ARB, Didukung Rakyat, Dihalangi Aparat dan Pejabat

ARB, Didukung Rakyat, Dihalangi Aparat dan Pejabat

              
                                                          Opini: Yusuf Blegur - Mantan Presidium GMNI


Upaya menjegal Anies sebagai presiden, berbanding lurus dengan upaya rezim kekuasaan menyiapkan presiden 3 periode atau perpanjangan jabatan dan bahkan penundaan pemilu 2024. Semakin Anies didukung rakyat, semakin kejahatan dan teroris konstitusi menguat. Tinggal rakyat memilih, mengikuti mekanisme konstitusional atau people power?



SAAT demokrasi terus dibungkam dan upaya penegakan hukum semakin lemah, maka negara hanya akan mempertontonkan perilaku kekuasaan yang menindas rakyat. Tak sekadar merampas hak ekonomi dan politik, rezim juga memperlakukan kehidupan  rakyat tak ubahnya seperti korban  perbudakan di zaman modern.


Tak ada lagi nilai-nilai ketuhanan dan kemanusiaan. Rakyat bagaikan populasi manusia kelas rendah yang hanya ada  untuk dieksploitasi dan melayani kepentingan rezim pemerintahan. Korporasi dan partai politik mewujud oligarki, menjadi predator ganas memangsa rakyat yang miskin dan lemah.


Kegagalan negara dalam membangun sistem dan kepemimipinan yang perform, membuat Indonesia dalam realitas yang jauh dari landasan Pancasila dan UUD 1945. Politik memisahkan agama dari negara, semakin mengokohkan kehidupan yang kapitalis liberalis dan sekuler. 


Keinginan menumpuk harta dan mengejar jabatan pada sebagian besar aparat birokrasi, membuat rakyat terus menjadi korban dari perangai tuna susila dan kebiadaban  penyelenggaraan negara. Konstitusi yang diselewengkan yang diikuti perilaku para pejabat dan politisi yang hipokrit, hedonis dan materialis, membuat rakyat semakin berjarak dengan negara. Rakyat seperti hidup tanpa negara, tak ada kemakmuran dan tak ada keadilan. Berjuang dan berkorban segalanya demi mengusir kolonialisme bangsa asing di masa lalu, kini harus mengalami penjajahan oleh bangsanya sendiri.

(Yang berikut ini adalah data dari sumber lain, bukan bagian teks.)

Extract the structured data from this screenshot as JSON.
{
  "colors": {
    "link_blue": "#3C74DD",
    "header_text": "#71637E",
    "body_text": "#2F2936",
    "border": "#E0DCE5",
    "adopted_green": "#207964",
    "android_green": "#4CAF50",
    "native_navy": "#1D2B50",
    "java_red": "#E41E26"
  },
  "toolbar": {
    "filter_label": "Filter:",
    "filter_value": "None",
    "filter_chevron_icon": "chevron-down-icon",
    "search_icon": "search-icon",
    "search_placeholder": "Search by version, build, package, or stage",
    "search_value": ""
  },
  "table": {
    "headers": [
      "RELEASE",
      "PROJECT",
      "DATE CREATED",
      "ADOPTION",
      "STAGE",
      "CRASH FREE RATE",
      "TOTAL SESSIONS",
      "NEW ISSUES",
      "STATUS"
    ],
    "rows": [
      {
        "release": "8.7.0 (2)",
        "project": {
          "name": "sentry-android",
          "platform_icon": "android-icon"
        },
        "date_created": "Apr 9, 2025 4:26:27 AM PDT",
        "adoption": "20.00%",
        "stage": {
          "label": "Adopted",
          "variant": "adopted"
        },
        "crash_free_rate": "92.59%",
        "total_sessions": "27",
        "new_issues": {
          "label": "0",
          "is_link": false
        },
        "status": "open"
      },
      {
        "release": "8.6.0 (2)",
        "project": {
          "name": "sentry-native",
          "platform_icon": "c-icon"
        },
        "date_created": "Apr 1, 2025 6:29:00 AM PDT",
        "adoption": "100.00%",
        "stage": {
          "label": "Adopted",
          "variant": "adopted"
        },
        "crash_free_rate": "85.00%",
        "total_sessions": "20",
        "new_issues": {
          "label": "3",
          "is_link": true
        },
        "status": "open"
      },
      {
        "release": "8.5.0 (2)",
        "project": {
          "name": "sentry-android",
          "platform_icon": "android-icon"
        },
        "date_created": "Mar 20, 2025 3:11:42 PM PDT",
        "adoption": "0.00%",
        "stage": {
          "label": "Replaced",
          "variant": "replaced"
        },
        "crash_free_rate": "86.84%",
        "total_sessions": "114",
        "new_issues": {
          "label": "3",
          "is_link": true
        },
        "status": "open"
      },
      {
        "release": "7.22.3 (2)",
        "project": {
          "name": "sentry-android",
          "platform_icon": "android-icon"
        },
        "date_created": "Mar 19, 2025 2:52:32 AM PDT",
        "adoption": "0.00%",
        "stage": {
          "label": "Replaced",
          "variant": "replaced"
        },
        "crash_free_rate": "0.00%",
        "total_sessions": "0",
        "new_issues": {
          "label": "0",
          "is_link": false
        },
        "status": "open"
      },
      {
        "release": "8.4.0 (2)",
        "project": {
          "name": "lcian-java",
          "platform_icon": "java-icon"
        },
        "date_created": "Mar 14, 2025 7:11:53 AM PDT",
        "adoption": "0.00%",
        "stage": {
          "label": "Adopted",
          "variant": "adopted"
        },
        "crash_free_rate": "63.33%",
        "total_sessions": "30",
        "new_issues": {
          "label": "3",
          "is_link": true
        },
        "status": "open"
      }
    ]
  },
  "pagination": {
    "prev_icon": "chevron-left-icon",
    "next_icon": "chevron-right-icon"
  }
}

Seiring kegagalan pemerintah mengurus negara dan ditengah  krisis multidimensi yang mengarah kepada resesi ekonomi. Rezim kekuasaan harus berhadapan dengan arus tuntutan perubahan dari rakyat. Sikap skeptis, apriori dan antipati publik semakin hari semakin menggelinding menjadi gelombang aksi protes dan perlawanan. Sikap difensif kekuasaan terhadap tuntutan gerakan perubahan dari rakyat, dihadapi dengan upaya keras pemerintahan menyiapkan presiden 3 periode atau perpanjangan jabatan dan bahkan mulai mengarah pada meniadakan atau penundaan pemilu 2024. Bukan tanpa sebab dan alasan pemerintah ingin melakukan semua yang penuh kontroversi dan polemik tersebut. 


Ada beberapa faktor yang disinyalir menjadi motif dari pembajakan konstitusi yang terorganisir, terstruktur dan masif itu. Selain masih banyaknya proyek mangkrak dan beberapa program pembangunan yang berbasis utang dan investasi yang menyertakan perjanjian atau kontrak kerjasama internasional yang harus dipertanggungjawabkan. Defisit APBN belakangan ini yang berimplikasi membuat negara tidak punya uang untuk menyelenggarakan pemilu 2024 terus mengemuka. Satu hal lagi yang tak kalah penting dan cenderung menjadi mainstream pemikiran rezim, ketika fenomena Anies yang berlimpah dukungan rakyat mulai dominan dan menguasai panggung politik pilpres 2024.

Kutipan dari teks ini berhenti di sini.